Datasets offers two ways of scaling this kind of batch processing and storage of results:
You can use a normal dataset and call ray.data.from_items(...).map(processing_callable_fn, compute=ActorPoolStrategy(min, max)).write_parquet(...) to load, process, and write results to disk. You can put any stateful actor setup you need in the callable def:
class processing_callable_fn:
def __init__(self):
self.state = ... # stateful setup
def __call__(self, x):
return x # process x
The above strategy will process all data in memory. If you want to limit memory usage to avoid spilling, you could use the windowing function to pipeline the computation:
ds = ray.data.from_items(...)
# Divide the dataset into 100 blocks, and process 10 at a time in memory.
pipeline = ds.repartition(100).window(blocks_per_window=10)
# Execute the pipelined computation and write to disk.
pipeline.map(...).write_parquet(...)
Thanks @ericl That’s a lot of good information! I will first try a couple changes with my current actor pool version but I’m very interested in testing the dataset solutions.
One thing I wonder is if there is a difference between testing in a jupyter notebook and running basic scripts. I have read that jupyter does funny things with memory.

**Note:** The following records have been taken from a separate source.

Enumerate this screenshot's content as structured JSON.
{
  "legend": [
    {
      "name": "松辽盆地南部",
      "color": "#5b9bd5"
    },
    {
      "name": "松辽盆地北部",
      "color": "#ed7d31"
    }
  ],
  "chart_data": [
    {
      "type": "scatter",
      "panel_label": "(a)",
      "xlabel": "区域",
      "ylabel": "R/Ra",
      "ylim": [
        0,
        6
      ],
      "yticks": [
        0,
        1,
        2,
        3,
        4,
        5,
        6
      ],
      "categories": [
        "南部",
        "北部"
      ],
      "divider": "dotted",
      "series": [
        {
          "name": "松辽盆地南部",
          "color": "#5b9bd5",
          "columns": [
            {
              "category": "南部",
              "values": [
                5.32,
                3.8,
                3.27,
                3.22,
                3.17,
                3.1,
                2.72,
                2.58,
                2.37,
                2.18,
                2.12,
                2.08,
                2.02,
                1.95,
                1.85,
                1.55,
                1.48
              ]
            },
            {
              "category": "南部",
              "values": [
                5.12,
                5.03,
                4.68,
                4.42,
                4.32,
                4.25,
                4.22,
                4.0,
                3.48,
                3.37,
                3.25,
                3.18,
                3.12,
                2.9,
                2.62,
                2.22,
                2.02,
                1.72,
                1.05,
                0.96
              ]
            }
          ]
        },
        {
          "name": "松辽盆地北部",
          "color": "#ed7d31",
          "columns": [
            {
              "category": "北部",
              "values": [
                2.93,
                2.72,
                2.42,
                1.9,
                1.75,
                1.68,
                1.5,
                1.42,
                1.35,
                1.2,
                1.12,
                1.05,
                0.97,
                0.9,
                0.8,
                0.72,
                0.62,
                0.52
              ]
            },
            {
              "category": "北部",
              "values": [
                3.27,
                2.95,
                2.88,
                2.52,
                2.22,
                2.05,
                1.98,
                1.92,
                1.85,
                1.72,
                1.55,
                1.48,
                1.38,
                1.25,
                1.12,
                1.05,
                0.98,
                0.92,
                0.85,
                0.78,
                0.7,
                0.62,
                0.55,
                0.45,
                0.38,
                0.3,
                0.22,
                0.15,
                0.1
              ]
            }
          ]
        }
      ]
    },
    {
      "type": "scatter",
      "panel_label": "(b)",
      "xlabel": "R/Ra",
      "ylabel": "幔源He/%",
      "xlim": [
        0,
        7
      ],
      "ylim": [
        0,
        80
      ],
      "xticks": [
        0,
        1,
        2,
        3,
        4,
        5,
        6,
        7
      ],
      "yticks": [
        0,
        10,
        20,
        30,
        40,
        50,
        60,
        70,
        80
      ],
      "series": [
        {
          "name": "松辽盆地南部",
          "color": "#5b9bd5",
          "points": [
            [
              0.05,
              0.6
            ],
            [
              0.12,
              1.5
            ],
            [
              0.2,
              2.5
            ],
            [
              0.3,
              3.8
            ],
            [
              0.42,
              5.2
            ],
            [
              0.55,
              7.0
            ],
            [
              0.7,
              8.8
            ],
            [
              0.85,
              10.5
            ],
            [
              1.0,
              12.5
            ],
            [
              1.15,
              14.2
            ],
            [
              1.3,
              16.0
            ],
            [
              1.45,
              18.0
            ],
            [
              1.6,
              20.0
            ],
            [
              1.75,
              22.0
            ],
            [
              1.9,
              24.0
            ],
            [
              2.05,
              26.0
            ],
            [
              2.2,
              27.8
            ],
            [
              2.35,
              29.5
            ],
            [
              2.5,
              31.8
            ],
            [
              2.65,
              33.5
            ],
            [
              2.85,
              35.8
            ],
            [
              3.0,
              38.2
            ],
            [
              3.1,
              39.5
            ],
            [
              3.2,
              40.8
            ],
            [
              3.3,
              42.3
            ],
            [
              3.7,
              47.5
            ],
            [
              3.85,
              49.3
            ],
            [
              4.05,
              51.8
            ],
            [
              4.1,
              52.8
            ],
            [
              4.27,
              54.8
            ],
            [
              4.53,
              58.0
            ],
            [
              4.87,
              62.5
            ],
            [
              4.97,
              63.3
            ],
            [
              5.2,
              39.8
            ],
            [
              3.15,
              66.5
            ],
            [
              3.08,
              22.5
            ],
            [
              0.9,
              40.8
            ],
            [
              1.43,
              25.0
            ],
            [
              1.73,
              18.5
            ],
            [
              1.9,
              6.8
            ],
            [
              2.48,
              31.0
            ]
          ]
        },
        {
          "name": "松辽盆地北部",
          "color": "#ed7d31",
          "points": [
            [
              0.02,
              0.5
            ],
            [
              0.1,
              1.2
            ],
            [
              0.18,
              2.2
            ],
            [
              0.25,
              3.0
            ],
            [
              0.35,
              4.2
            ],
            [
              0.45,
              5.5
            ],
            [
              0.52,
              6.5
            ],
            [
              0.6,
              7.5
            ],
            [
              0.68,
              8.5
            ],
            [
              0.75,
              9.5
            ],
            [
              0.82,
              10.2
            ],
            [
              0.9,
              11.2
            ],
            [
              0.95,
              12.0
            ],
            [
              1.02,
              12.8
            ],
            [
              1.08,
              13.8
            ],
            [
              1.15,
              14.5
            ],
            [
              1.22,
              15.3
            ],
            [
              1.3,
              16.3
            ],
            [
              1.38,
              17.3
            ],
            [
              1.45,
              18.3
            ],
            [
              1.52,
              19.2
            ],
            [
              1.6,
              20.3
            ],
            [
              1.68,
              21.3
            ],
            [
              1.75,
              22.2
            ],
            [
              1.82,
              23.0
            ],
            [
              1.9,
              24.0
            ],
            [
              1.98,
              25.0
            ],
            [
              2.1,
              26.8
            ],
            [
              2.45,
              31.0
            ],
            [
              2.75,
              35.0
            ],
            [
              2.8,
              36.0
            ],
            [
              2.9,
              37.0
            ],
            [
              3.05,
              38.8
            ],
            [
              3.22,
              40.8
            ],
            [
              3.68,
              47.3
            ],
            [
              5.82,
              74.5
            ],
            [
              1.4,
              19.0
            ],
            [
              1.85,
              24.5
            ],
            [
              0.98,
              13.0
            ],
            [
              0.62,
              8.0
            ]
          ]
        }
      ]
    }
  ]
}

Ah, one gotcha is that Jupyter tends to secretly save variable references (cell results?) in its In/Out command history. So this could be keeping references alive even if you don’t intend it.
I think one workaround is to avoid surfacing variables in the top-level / as cell results.
I made a change in my code so that as soon as a result is received, it is immediately deepcopied to a local variable and then the local variable is appended to the class attribute. This does break the pinned connection to the object store so all is good! (Although it does add time to my processing).
[future], _ = ray.wait(list_of_futures, num_returns=1)
result = (ray.get(future))
self.results.append(copy.deepcopy(result))
#del result # not needed because result is a local function variable
#ray.internal.internal_api.free([future]) # this function did not work as I hoped
I did have to rewrite my own version of the ray.util.ActorPool in order to get direct access to the future, but that wasn’t too bad in the end.
In the future I may add some code to try again with leaving the objects pinned until plasma is full and then batch-unpin them. That might speed things up a bit…
Ray Datasets may be a more interesting option for me in the future.